Schon der Blick auf die Wahlliste im Nordosten zerstreut solche Hoffnungen: Die Kandidaten der AfD präsentierten sich als rechtschaffene Bürger. Noch dominiert zwar die Kritik am politischen Establishment. Rasch kann sich daraus aber ein Programm mit Inhalten entwickeln. Auf Dauer wird man einer solchen Kraft mit Verunglimpfung und Ausgrenzungsbeschlüssen wohl nicht beikommen können.
Der erfahrene CDU-Wahlkämpfer Peter Radunski hat darauf dieser Tage hingewiesen. Viele haben das als einen Bärendienst des Altstrategen an seiner Partei bewertet. Aber verstanden wurde die Botschaft schon. „Abwegig“ sei es, sagte Thomas de Maizière der „Welt am Sonntag“, das Erstarken der AfD allein mit Merkels Flüchtlingskurs zu begründen. Vielmehr bündele sich dort das Unbehagen angesichts von Modernisierung und Globalisierung, wie es in anderen Ländern Europas auch zu beobachten sei.
Nun soll keiner auf die Idee kommen, es handele sich um die Vorboten eines reinen CDU-Bebens – eines einzigartigen Phänomens in der bundesdeutschen Parteienlandschaft. Denn Angst vor Überfremdung schlägt natürlich auch Sozialdemokraten und der Linkspartei entgegen. Im Karl-Liebknecht-Haus wird die Linken-Spitze spätestens nach diesem Sonntag über das Ende ihres alleinigen Proteststatus im Osten nachdenken müssen. Und natürlich darüber, warum so viele ihrer linken Wähler ganz offenbar gar nichts dabei finden, die Stimme einer rechtspopulistischen Partei zu geben.
Gabriel hat ein Problem
Sigmar Gabriels Problem, seine SPD zu einer Partei zu formen, mit der man in einem Jahr bundesweit überzeugen und der CDU das Kanzleramt streitig machen kann, wird durch den Erfolg seines Parteifreundes Erwin Sellering erst einmal übertüncht. Der Parteichef deutet den Wahlerfolg von Schwerin als Bestätigung jenes Kurses, den er schon vor einem Jahr angelegt hatte: Mit viel Geld die Voraussetzung für gelingende Integration schaffen und den Alteingessenen versprechen, dass ihre sozialen Sorgen der SPD nicht weniger wichtig sind.
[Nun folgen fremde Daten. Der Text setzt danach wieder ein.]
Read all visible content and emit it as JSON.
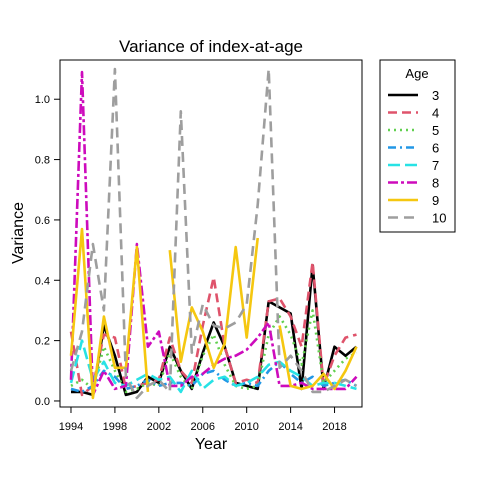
{
  "chart_data": {
    "type": "line",
    "title": "Variance of index-at-age",
    "xlabel": "Year",
    "ylabel": "Variance",
    "xlim": [
      1993,
      2020.5
    ],
    "ylim": [
      -0.02,
      1.13
    ],
    "x_ticks": [
      1994,
      1998,
      2002,
      2006,
      2010,
      2014,
      2018
    ],
    "y_ticks": [
      0.0,
      0.2,
      0.4,
      0.6,
      0.8,
      1.0
    ],
    "y_tick_labels": [
      "0.0",
      "0.2",
      "0.4",
      "0.6",
      "0.8",
      "1.0"
    ],
    "grid": false,
    "legend": {
      "title": "Age",
      "position": "right"
    },
    "x": [
      1994,
      1995,
      1996,
      1997,
      1998,
      1999,
      2000,
      2001,
      2002,
      2003,
      2004,
      2005,
      2006,
      2007,
      2008,
      2009,
      2010,
      2011,
      2012,
      2013,
      2014,
      2015,
      2016,
      2017,
      2018,
      2019,
      2020
    ],
    "series": [
      {
        "name": "3",
        "color": "#000000",
        "dash": "",
        "width": 2.6,
        "values": [
          0.03,
          0.03,
          0.02,
          0.25,
          0.15,
          0.02,
          0.03,
          0.08,
          0.06,
          0.18,
          0.1,
          0.04,
          0.16,
          0.26,
          0.18,
          0.06,
          0.05,
          0.04,
          0.33,
          0.31,
          0.29,
          0.04,
          0.45,
          0.04,
          0.18,
          0.15,
          0.18
        ]
      },
      {
        "name": "4",
        "color": "#df536b",
        "dash": "9,5",
        "width": 2.6,
        "values": [
          0.23,
          0.02,
          0.05,
          0.22,
          0.21,
          0.04,
          0.05,
          0.06,
          0.07,
          0.21,
          0.1,
          0.06,
          0.25,
          0.41,
          0.18,
          0.06,
          0.07,
          0.06,
          0.33,
          0.34,
          0.28,
          0.18,
          0.46,
          0.05,
          0.15,
          0.21,
          0.22
        ]
      },
      {
        "name": "5",
        "color": "#61d04f",
        "dash": "2,4",
        "width": 2.4,
        "values": [
          0.05,
          0.07,
          0.04,
          0.18,
          0.1,
          0.03,
          0.04,
          0.06,
          0.05,
          0.16,
          0.08,
          0.04,
          0.15,
          0.22,
          0.12,
          0.05,
          0.04,
          0.05,
          0.22,
          0.28,
          0.22,
          0.12,
          0.3,
          0.06,
          0.1,
          0.14,
          0.16
        ]
      },
      {
        "name": "6",
        "color": "#2297e6",
        "dash": "8,4,2,4",
        "width": 2.4,
        "values": [
          0.04,
          0.03,
          0.05,
          0.1,
          0.08,
          0.04,
          0.05,
          0.07,
          0.05,
          0.06,
          0.06,
          0.05,
          0.09,
          0.1,
          0.07,
          0.05,
          0.06,
          0.05,
          0.1,
          0.13,
          0.09,
          0.06,
          0.08,
          0.05,
          0.06,
          0.07,
          0.05
        ]
      },
      {
        "name": "7",
        "color": "#28e2e5",
        "dash": "12,5",
        "width": 2.6,
        "values": [
          0.06,
          0.2,
          0.07,
          0.13,
          0.06,
          0.05,
          0.07,
          0.09,
          0.07,
          0.08,
          0.03,
          0.1,
          0.04,
          0.07,
          0.08,
          0.05,
          0.06,
          0.08,
          0.12,
          0.13,
          0.1,
          0.08,
          0.05,
          0.06,
          0.06,
          0.05,
          0.04
        ]
      },
      {
        "name": "8",
        "color": "#cd0bbc",
        "dash": "10,3,3,3",
        "width": 2.6,
        "values": [
          0.07,
          1.09,
          0.02,
          0.1,
          0.04,
          0.05,
          0.52,
          0.18,
          0.23,
          0.05,
          0.05,
          0.08,
          0.09,
          0.12,
          0.14,
          0.15,
          0.17,
          0.21,
          0.26,
          0.05,
          0.05,
          0.06,
          0.04,
          0.04,
          0.04,
          0.04,
          0.08
        ]
      },
      {
        "name": "9",
        "color": "#f5c710",
        "dash": "",
        "width": 2.6,
        "values": [
          0.15,
          0.57,
          0.01,
          0.28,
          0.11,
          0.11,
          0.51,
          0.03,
          null,
          0.5,
          0.13,
          0.31,
          0.23,
          0.11,
          0.19,
          0.51,
          0.21,
          0.54,
          null,
          0.25,
          0.05,
          0.04,
          0.05,
          0.09,
          0.04,
          0.1,
          0.18
        ]
      },
      {
        "name": "10",
        "color": "#9e9e9e",
        "dash": "10,6",
        "width": 2.6,
        "values": [
          0.1,
          0.23,
          0.52,
          0.3,
          1.1,
          0.08,
          0.01,
          0.05,
          0.07,
          0.03,
          0.96,
          0.16,
          0.32,
          0.25,
          0.24,
          0.26,
          0.32,
          0.65,
          1.1,
          0.11,
          0.15,
          0.1,
          0.03,
          0.03,
          0.05,
          0.07,
          0.05
        ]
      }
    ]
  }
}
Ob das aber aufgehen wird und vor allem, ob er selbst Kurs auf die Kanzlerkandidatur nehmen kann, hängt zunächst davon ab, ob die SPD in zwei Wochen auch in Berlin stärkste Kraft bleiben kann. Und ob einen Tag später der Parteikonvent für das Handelsabkommen zwischen der EU und Kanada (Ceta) stimmt, wie Gabriel das empfiehlt. Sonst beginnt bald auch im Willy-Brandt-Haus die Erde zu beben.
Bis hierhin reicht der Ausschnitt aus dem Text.